Eleven dollars will buy a one-way air ticket from Athens to Crete, and still another unseen aspect of the Greek way: Candia's fragrant food bazaar, the Minoan ruins near Knossos, and the high Lasethi plateau, crammed with hundreds of white-sailed windmills. In any of the little plateau villages, a traveler can buy his lunch merely by hailing, say, the butcher, who will put a table outside and provide wine, bread and cheese, while curious, good-natured Greeks in baggy trousers, sashes, boots, brocaded vests and fierce mustaches gather round and ask the stranger's name, occupation, origin and income.
Steppingstone to the Dodecanese Islands off Turkey is Rhodes, where, as one poet says, "the days drop as softly as fruit from trees." The old 14th century battlements, and the lush rhododendron and bazaars are worth savoring for a day or two (the Hotel Miramare is on a good beach, has private bungalows, charges $10 for a single room).

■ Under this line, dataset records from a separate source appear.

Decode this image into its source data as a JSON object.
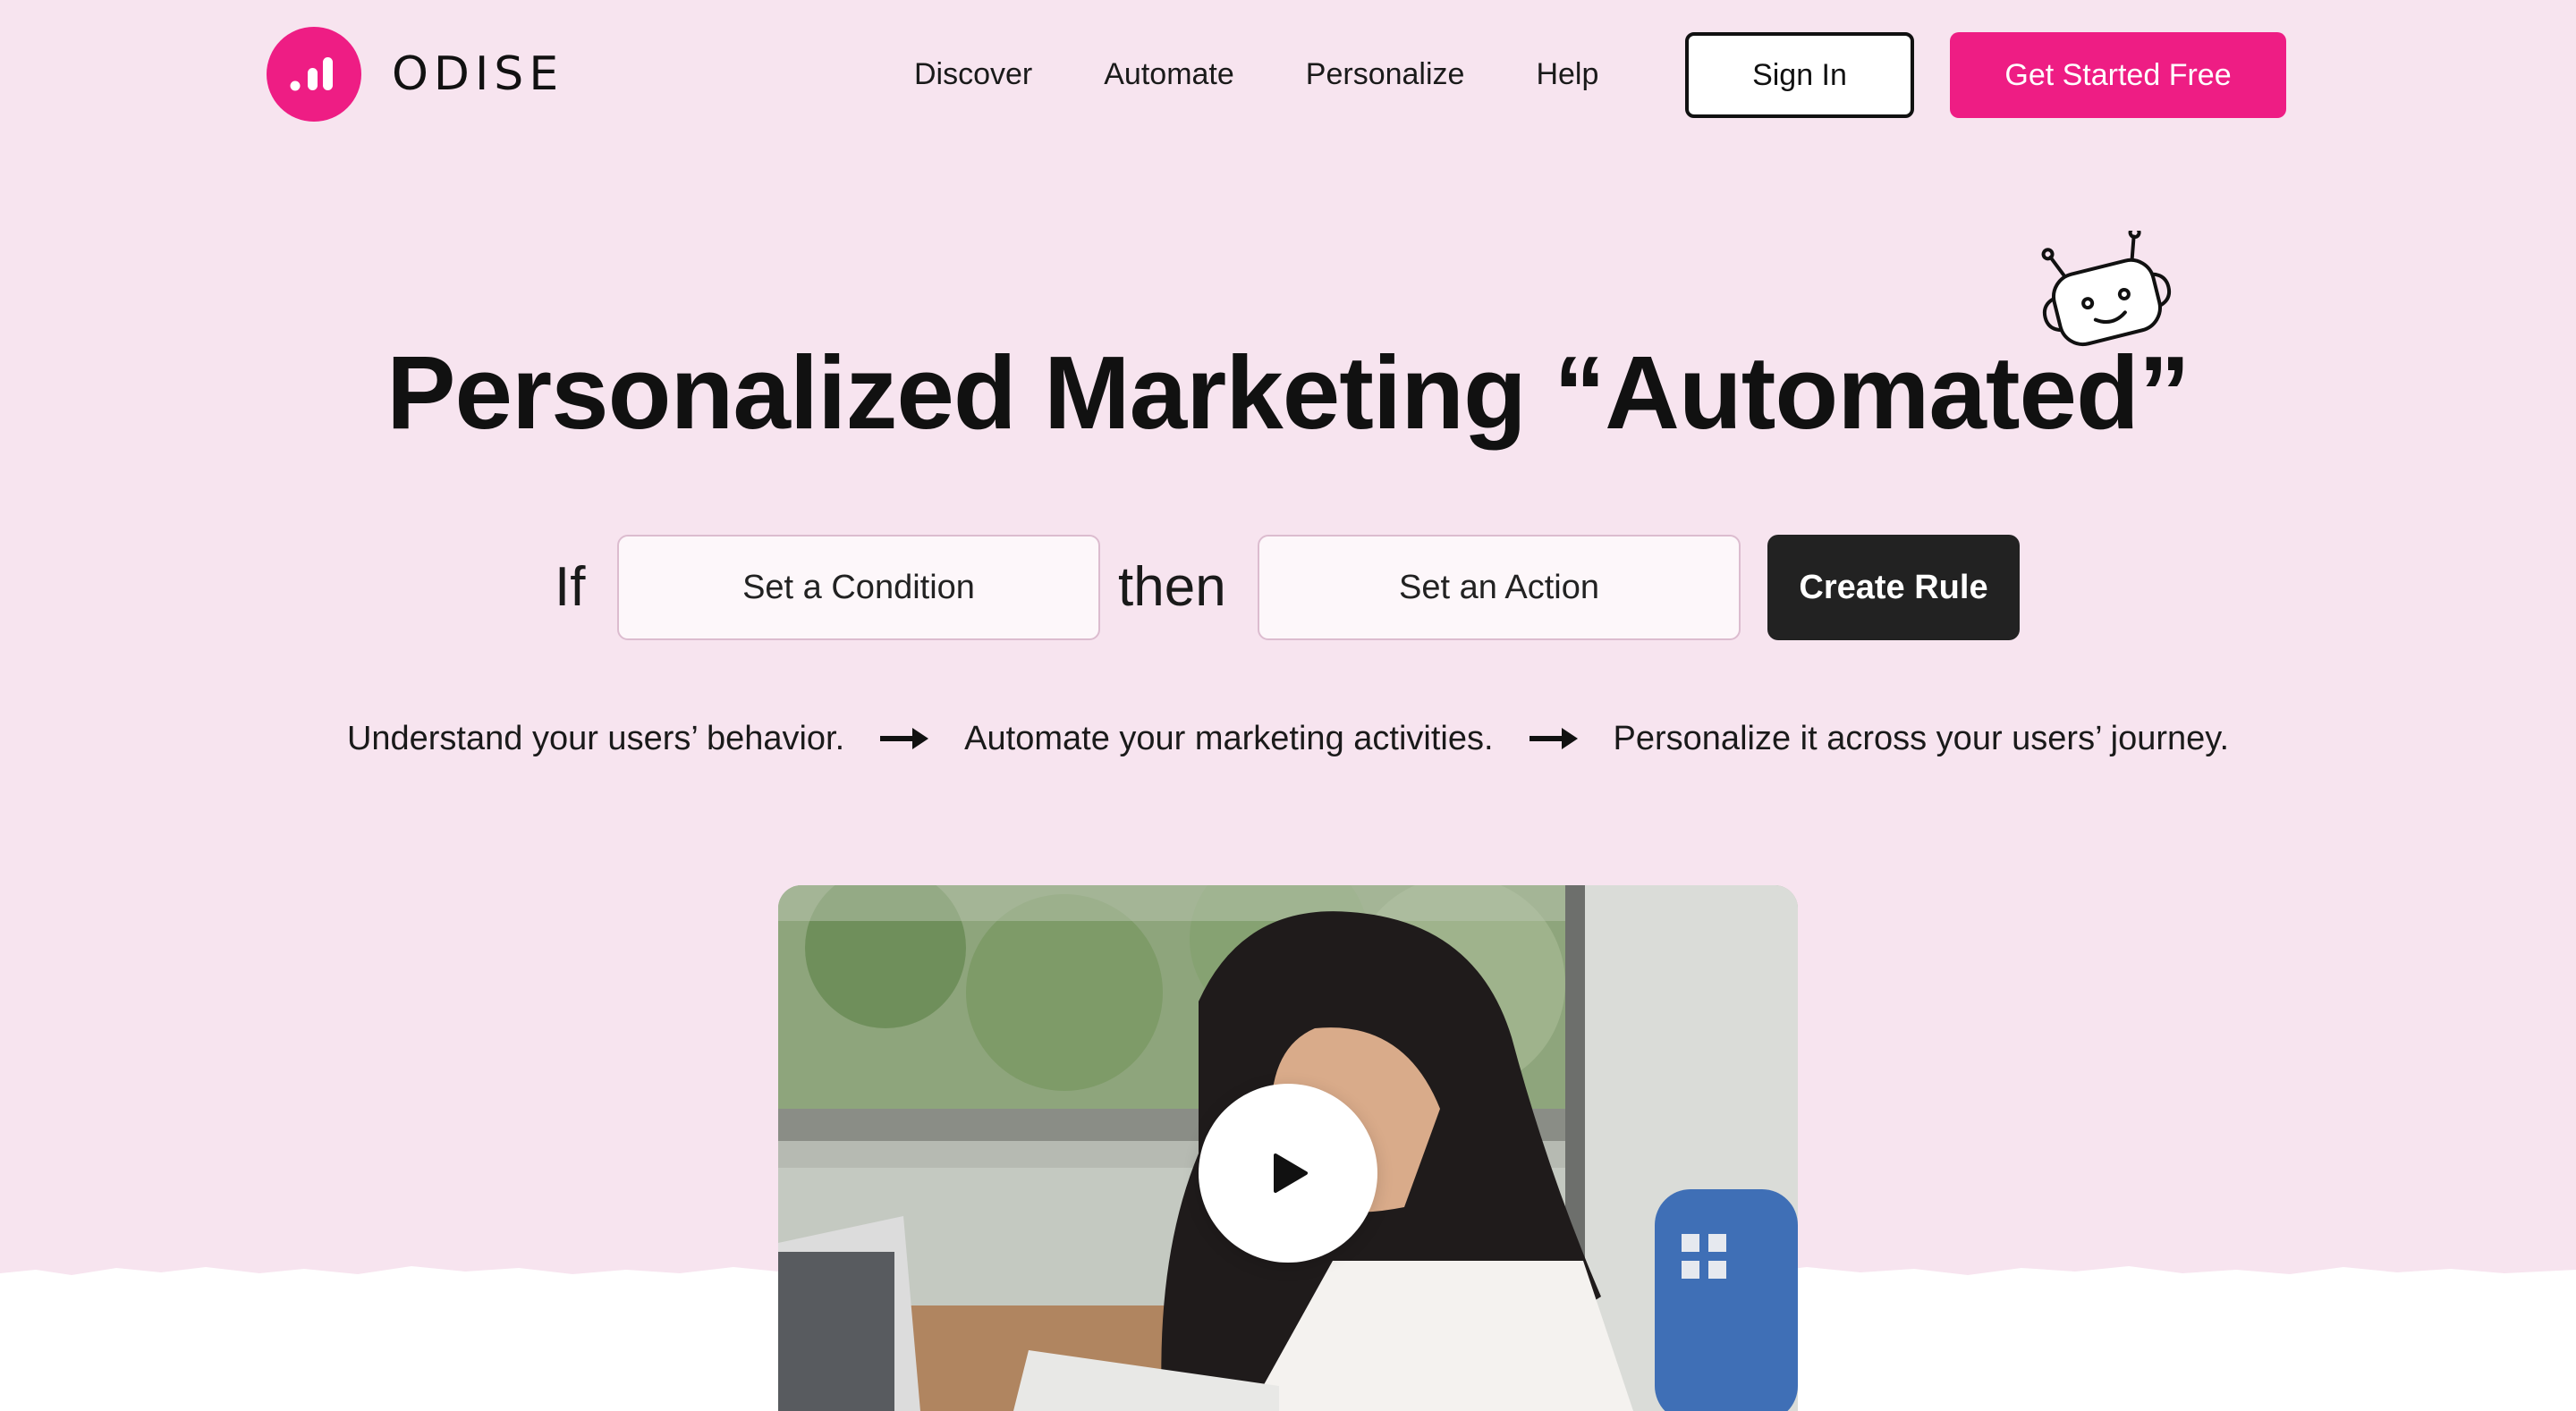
{
  "brand": {
    "name": "ODISE",
    "accent": "#ee1d84",
    "logo_icon": "bar-chart-icon"
  },
  "nav": {
    "items": [
      {
        "label": "Discover"
      },
      {
        "label": "Automate"
      },
      {
        "label": "Personalize"
      },
      {
        "label": "Help"
      }
    ],
    "sign_in": "Sign In",
    "get_started": "Get Started Free"
  },
  "hero": {
    "title": "Personalized Marketing “Automated”",
    "mascot_icon": "robot-icon"
  },
  "rule": {
    "if_label": "If",
    "condition_placeholder": "Set a Condition",
    "then_label": "then",
    "action_placeholder": "Set an Action",
    "create_label": "Create Rule"
  },
  "steps": [
    "Understand your users’ behavior.",
    "Automate your marketing activities.",
    "Personalize it across your users’ journey."
  ],
  "video": {
    "play_icon": "play-icon"
  },
  "colors": {
    "background": "#f7e4ef",
    "dark_button": "#222222"
  }
}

Sailing up the chain, travelers experience even more the feel of how the Grecian islands are creatures of the sea, bound by myth and religion, commerce, a mystical aloneness: Kos, where Hippocrates was born; Patmos, where the monastery exhibits the St. Mark Gospel written in silver on 33 leaves of purple vellum (and where the hard-scrabbling islanders, says a visitor, "live on packages from relatives in New Jersey"); wooded Samos, divided from Turkey by a spectacular channel; Chios, one of Homer's many birthplaces; Lesbos, where Sappho wrote her molten poems.
Toward the mainland, north of Athens, are the Northern Sporades and the delightful island of Skiathos. Its beach, Koukounaries, is one of the finest in the Aegean, and the sand, laced with mica, glitters like silver. Skiathos is a playground for the sturdy loner who is happy with rucksack and sleeping bag. Although the islanders are conservative enough to be repelled by the sight of women in shorts or slacks, they are also warm and carefree. One night recently, two American women who had bedded down in sleeping bags in a park, woke suddenly to find the young men of the village singing gaily and dancing around them in a circle. After a few laughs, they wandered away to let the visitors finish their sleep.